The OpenStack network agent state was then checked. Neutron was healthy:
DHCP agent alive
Metadata agent alive
Open vSwitch agents alive
L3 agent alive
neutron_l3_agent healthy
neutron_server healthy
The Kolla config also showed a valid external interface:
network_interface: eth0
neutron_external_interface: enp6s19
The enp6s19 interface had no IP address, which is appropriate for a Neutron external/provider interface. The missing part was not Kolla services; it was the OpenStack tenant/external network configuration.
Solution
The external provider network was created:
openstack network create public \
--external \
--provider-network-type flat \
--provider-physical-network physnet1
Then the external subnet was created on the homelab LAN:
openstack subnet create public-subnet \
--network public \
--subnet-range 192.168.1.0/24 \
--allocation-pool start=192.168.1.200,end=192.168.1.220 \
--gateway 192.168.1.1 \
--dns-nameserver 1.1.1.1 \
--dns-nameserver 8.8.8.8 \
--no-dhcp
This created the external network public and allocated the router external address from the safe pool. In the final state, the router received:
External router IP: 192.168.1.215
The Neutron router was then created:
openstack router create gpu-private-router
The router was given an external gateway:
openstack router set \
--external-gateway public \
gpu-private-router
The private Slurm subnet was attached:
openstack router add subnet \
gpu-private-router \
gpu-private-subnet
After this, OpenStack created the router namespace:
qrouter-80a7cf7d-711f-4329-ad33-bb793a05756f
and the DHCP namespace already existed:
qdhcp-54829687-5a62-4d95-a7d0-42f3e30f7dbf
The router namespace showed the correct internal and external interfaces:
qg-d385ebd7-5a 192.168.1.215/24
qr-fe08d65d-ab 10.10.10.1/24
default via 192.168.1.1
The OVS bridge mapping was also confirmed. br-ex had the external physical interface attached:
Bridge br-ex
Port enp6s19
Port phy-br-ex
This confirmed that the Neutron external provider bridge was correctly connected to the LAN.
Validation
The router namespace could reach all required networks:
sudo ip netns exec qrouter-$ROUTER_ID ping -c 2 10.10.10.1
sudo ip netns exec qrouter-$ROUTER_ID ping -c 2 192.168.1.1
sudo ip netns exec qrouter-$ROUTER_ID ping -c 2 8.8.8.8
Results:
10.10.10.1 reachable
192.168.1.1 reachable
8.8.8.8 reachable
The DHCP namespace could also reach both the private gateway and the Slurm controller:
sudo ip netns exec qdhcp-54829687-5a62-4d95-a7d0-42f3e30f7dbf ping -c 2 10.10.10.1
sudo ip netns exec qdhcp-54829687-5a62-4d95-a7d0-42f3e30f7dbf ping -c 2 10.10.10.30
Results:
10.10.10.1 reachable
10.10.10.30 reachable
At that point, the OpenStack routing layer was fixed.
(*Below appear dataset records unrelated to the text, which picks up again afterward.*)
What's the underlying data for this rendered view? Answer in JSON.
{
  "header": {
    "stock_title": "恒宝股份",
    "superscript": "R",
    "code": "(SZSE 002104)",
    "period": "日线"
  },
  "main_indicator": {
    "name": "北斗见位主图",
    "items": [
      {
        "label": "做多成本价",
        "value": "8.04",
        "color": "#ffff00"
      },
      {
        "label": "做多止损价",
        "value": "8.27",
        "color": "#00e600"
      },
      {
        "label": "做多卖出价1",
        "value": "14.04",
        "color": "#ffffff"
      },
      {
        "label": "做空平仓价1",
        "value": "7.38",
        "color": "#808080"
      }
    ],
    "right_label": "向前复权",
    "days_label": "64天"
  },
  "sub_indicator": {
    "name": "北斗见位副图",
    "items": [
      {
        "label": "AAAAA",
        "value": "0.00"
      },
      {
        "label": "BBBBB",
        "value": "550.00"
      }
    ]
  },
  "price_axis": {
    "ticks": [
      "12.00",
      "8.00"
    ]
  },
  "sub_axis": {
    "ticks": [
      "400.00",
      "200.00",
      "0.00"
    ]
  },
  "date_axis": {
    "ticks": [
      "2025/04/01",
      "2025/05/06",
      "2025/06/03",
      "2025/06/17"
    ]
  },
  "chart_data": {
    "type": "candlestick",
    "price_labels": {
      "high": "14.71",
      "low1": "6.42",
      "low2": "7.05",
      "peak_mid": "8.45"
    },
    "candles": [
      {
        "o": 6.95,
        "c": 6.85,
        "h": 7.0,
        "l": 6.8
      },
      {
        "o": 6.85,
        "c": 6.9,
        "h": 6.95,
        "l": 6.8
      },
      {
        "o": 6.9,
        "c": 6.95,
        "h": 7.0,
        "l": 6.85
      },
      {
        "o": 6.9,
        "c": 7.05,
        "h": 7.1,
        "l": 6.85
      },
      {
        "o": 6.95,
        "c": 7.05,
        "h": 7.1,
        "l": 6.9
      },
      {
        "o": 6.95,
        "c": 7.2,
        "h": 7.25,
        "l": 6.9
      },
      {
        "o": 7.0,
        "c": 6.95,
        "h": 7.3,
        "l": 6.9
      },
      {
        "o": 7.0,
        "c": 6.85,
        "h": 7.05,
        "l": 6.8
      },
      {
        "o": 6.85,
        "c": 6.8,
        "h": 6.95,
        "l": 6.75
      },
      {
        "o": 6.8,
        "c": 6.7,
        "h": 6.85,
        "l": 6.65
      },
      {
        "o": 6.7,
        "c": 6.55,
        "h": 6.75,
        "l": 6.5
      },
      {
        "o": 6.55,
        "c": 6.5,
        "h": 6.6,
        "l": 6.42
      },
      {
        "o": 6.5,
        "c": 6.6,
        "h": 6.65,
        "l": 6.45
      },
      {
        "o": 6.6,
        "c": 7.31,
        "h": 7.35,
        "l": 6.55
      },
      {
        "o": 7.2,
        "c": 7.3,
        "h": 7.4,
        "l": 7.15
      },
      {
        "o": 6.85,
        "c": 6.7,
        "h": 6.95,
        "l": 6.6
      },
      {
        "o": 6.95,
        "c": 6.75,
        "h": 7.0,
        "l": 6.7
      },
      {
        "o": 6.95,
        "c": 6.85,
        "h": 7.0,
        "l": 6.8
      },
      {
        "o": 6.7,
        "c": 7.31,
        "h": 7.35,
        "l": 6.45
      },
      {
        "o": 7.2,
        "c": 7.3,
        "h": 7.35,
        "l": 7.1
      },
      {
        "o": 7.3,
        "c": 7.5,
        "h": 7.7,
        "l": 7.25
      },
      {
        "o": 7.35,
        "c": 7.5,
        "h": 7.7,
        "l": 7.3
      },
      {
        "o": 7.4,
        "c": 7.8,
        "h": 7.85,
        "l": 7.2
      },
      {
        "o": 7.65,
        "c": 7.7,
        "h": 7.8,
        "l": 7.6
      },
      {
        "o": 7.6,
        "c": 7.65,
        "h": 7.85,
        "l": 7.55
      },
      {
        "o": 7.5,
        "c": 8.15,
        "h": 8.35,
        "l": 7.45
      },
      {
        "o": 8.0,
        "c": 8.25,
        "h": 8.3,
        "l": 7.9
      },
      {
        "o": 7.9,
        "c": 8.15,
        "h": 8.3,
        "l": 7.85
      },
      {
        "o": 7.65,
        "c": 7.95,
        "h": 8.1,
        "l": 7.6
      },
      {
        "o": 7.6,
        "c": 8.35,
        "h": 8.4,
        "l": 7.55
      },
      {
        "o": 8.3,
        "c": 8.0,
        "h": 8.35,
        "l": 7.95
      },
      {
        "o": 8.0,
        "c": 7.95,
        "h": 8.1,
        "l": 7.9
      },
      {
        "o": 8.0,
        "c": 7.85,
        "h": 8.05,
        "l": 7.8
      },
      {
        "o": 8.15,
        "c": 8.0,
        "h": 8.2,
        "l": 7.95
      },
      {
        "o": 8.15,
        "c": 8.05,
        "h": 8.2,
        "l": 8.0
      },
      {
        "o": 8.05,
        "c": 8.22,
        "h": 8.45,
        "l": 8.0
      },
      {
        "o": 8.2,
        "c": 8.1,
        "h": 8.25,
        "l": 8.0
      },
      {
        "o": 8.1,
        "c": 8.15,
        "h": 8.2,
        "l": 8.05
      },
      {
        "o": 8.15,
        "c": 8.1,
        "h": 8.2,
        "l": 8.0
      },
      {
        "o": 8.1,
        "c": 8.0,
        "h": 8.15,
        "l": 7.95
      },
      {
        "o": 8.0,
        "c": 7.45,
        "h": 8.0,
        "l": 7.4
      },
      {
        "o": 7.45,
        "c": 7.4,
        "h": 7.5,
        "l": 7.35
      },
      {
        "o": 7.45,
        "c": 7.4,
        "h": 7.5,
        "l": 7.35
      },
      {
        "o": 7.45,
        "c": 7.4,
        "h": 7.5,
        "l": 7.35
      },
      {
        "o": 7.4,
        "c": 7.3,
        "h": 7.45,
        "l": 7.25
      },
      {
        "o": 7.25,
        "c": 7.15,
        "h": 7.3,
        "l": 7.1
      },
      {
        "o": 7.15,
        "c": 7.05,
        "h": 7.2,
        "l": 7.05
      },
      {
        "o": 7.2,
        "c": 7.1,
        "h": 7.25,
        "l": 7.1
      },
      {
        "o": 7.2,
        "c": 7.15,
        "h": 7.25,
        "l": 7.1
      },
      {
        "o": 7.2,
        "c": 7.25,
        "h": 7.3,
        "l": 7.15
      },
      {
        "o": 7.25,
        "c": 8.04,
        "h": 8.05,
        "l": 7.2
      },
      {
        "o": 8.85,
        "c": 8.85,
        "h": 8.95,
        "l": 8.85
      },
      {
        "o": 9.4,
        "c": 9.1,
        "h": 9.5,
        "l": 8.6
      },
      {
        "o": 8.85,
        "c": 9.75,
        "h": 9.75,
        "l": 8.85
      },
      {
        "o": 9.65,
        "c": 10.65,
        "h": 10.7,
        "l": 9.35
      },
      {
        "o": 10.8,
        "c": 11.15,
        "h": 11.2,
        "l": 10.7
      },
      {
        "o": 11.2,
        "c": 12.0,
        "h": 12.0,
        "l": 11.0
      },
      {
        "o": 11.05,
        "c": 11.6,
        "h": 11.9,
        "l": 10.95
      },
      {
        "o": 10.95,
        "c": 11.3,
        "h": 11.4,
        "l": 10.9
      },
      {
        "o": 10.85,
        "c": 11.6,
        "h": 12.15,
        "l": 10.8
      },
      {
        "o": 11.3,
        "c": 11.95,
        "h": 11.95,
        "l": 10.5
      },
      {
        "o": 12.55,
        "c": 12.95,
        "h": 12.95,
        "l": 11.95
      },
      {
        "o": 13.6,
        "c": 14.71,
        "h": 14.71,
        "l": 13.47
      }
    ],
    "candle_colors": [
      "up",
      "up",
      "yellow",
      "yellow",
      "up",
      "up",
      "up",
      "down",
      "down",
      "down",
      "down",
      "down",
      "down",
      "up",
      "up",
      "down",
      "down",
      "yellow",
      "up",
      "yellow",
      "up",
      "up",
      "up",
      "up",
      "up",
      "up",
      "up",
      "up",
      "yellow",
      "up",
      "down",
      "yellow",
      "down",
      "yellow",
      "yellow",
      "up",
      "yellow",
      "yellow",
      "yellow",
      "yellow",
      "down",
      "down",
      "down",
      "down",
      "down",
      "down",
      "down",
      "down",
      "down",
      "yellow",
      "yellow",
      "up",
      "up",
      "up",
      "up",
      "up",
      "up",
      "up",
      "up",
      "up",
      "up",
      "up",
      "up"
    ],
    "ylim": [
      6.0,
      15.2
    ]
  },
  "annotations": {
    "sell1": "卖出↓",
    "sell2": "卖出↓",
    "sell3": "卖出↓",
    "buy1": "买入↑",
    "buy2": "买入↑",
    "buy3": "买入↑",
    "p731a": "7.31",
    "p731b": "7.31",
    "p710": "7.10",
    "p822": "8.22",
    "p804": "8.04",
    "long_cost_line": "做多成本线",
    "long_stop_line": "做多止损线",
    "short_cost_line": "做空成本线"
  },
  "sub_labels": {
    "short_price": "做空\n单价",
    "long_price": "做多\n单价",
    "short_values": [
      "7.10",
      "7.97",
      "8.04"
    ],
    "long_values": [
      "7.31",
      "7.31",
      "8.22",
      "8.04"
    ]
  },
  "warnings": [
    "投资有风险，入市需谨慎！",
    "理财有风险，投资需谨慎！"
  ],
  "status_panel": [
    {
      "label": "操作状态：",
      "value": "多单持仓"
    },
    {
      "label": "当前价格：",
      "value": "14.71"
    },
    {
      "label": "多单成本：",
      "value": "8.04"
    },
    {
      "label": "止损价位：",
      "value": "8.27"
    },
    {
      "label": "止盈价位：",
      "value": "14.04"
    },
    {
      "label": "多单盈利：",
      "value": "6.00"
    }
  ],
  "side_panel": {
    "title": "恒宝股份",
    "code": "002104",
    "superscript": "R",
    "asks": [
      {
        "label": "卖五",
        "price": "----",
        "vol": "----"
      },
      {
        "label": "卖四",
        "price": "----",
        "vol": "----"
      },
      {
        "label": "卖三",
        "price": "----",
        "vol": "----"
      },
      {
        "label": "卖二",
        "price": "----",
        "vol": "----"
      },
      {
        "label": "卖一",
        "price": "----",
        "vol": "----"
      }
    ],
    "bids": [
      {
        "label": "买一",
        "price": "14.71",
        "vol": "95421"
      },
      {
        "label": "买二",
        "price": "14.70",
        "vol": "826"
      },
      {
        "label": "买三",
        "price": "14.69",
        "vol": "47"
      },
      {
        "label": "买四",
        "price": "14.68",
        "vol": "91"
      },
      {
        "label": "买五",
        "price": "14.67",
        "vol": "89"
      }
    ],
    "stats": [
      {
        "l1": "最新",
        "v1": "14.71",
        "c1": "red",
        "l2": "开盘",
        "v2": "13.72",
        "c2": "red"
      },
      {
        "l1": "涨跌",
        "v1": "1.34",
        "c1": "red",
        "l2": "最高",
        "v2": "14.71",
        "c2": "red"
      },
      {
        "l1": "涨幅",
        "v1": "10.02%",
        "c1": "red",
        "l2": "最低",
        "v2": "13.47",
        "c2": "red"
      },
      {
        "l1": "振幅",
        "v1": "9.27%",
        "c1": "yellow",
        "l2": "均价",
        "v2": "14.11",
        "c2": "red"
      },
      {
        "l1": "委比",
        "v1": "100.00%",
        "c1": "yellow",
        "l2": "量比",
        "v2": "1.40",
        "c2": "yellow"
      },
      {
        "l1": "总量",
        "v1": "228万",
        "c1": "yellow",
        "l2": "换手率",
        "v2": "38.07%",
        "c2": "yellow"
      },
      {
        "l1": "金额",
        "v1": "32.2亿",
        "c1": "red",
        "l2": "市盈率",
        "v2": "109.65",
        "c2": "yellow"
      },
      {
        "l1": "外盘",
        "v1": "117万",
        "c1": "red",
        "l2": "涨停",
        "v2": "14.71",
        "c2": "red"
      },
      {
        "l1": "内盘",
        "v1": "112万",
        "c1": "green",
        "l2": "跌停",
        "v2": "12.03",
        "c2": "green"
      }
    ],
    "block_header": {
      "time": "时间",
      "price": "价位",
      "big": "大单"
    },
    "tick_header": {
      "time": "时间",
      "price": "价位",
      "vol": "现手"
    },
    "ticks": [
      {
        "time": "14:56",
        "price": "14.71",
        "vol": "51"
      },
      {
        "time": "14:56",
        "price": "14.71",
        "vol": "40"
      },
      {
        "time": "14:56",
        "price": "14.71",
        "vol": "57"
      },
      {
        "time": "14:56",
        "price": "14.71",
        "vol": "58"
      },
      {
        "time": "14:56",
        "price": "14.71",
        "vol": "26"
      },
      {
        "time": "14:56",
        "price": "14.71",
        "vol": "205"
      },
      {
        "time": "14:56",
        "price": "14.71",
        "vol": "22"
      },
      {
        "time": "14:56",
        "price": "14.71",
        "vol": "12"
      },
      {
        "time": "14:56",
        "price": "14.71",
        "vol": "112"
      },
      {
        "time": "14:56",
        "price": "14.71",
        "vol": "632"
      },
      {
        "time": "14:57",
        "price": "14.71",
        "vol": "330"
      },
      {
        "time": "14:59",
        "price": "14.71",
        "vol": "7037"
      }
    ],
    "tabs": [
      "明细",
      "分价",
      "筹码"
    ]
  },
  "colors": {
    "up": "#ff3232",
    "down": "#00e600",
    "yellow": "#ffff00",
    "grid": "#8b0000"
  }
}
The remaining step was to reboot or renew DHCP on the Slurm VMs so they picked up clean routing and resolver state, then rerun:
sudo apt clean
sudo apt update
Final root cause
The problem was not initially DNS.
DNS failed because the VM had no working path to its gateway or the internet. The deeper issue was:
gpu-private subnet existed
DHCP worked
VM-to-VM traffic worked
but no external provider network existed
and no Neutron router was attached to gpu-private-subnet
After creating:
public external network
public-subnet
gpu-private-router
router external gateway
router interface to gpu-private-subnet
the private Slurm VMs gained a valid route:
10.10.10.0/24 → 10.10.10.1 → Neutron router → 192.168.1.215 → 192.168.1.1 → internet
That restored the path needed for DNS, apt update, and the subsequent Munge/Slurm package installation.